3). Selection and Identification Summary
Selection Logic by Scenario:
Small low-res displays (wearables) → SPI/MCU
Medium industrial displays (anti-interference needed) → LVDS
Mobile devices (thin designs) → MIPI
High-res large displays (4K/8K) → eDP
Legacy medium displays (e.g., 1080P laptops) → LVDS (gradually replaced by eDP)
Key Pinout Identification Points:
Differential pairs: Pins labeled “±” indicate LVDS/MIPI/eDP.
Data line count: Parallel interfaces (MCU/RGB) have many data lines (8/16/24-bit), while serial interfaces (SPI/MIPI/eDP) have few (relying on high speed).

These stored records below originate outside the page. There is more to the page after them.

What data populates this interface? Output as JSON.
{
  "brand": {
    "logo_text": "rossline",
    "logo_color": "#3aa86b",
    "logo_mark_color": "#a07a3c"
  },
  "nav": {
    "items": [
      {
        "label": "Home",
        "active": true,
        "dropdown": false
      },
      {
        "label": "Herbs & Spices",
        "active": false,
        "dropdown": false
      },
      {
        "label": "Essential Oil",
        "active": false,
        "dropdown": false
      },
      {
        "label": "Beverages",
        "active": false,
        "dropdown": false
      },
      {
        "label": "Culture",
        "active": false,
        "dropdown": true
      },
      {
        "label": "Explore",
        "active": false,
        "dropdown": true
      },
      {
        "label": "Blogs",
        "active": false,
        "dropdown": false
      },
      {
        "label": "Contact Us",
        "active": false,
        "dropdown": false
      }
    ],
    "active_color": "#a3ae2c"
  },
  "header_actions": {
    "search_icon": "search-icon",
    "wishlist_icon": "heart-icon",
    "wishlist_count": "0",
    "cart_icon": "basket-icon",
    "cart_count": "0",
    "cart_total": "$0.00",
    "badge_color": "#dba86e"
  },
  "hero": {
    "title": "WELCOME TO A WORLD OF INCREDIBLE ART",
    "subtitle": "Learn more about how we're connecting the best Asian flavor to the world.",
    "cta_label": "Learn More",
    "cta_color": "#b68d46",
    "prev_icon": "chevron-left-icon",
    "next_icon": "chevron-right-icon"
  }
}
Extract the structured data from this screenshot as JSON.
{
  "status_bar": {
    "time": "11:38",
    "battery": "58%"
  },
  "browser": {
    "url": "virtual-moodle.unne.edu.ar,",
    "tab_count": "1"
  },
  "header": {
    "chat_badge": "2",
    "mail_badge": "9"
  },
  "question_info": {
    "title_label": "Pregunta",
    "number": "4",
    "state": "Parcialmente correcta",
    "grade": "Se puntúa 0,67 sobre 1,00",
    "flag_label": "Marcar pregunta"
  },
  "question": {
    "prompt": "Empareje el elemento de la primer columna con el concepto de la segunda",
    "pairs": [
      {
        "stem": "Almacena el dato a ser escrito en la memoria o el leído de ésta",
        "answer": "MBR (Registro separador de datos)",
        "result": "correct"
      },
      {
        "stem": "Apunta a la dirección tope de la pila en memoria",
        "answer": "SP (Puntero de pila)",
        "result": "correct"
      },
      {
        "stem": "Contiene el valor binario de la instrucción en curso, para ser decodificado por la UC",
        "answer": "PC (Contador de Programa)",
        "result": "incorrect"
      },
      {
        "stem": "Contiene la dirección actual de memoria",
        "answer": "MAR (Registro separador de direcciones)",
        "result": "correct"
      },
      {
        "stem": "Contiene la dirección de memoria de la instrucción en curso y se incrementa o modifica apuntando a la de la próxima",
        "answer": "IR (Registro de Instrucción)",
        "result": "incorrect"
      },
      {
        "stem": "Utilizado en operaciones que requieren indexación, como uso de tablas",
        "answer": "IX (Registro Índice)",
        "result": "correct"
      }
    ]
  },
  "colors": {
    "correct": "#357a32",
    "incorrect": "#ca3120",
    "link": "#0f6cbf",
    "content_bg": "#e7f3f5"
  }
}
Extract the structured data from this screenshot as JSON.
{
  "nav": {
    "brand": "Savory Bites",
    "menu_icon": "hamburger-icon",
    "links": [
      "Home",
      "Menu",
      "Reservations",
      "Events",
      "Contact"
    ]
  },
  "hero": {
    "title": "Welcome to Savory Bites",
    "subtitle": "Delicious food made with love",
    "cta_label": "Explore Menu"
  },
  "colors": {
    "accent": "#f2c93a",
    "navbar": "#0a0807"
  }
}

Clock lines: SPI/MCU/RGB have independent clock lines; MIPI/eDP embed clocks in differential channels.
Control signals: MCU/RGB use HSYNC/VSYNC; MIPI/eDP use AUX channels (I2C) for configuration.
Through these dimensions, interface types can be quickly identified, and their application scenarios understood. In practice, refer to pinout documentation and use an oscilloscope (e.g., to measure differential waveforms) for further verification.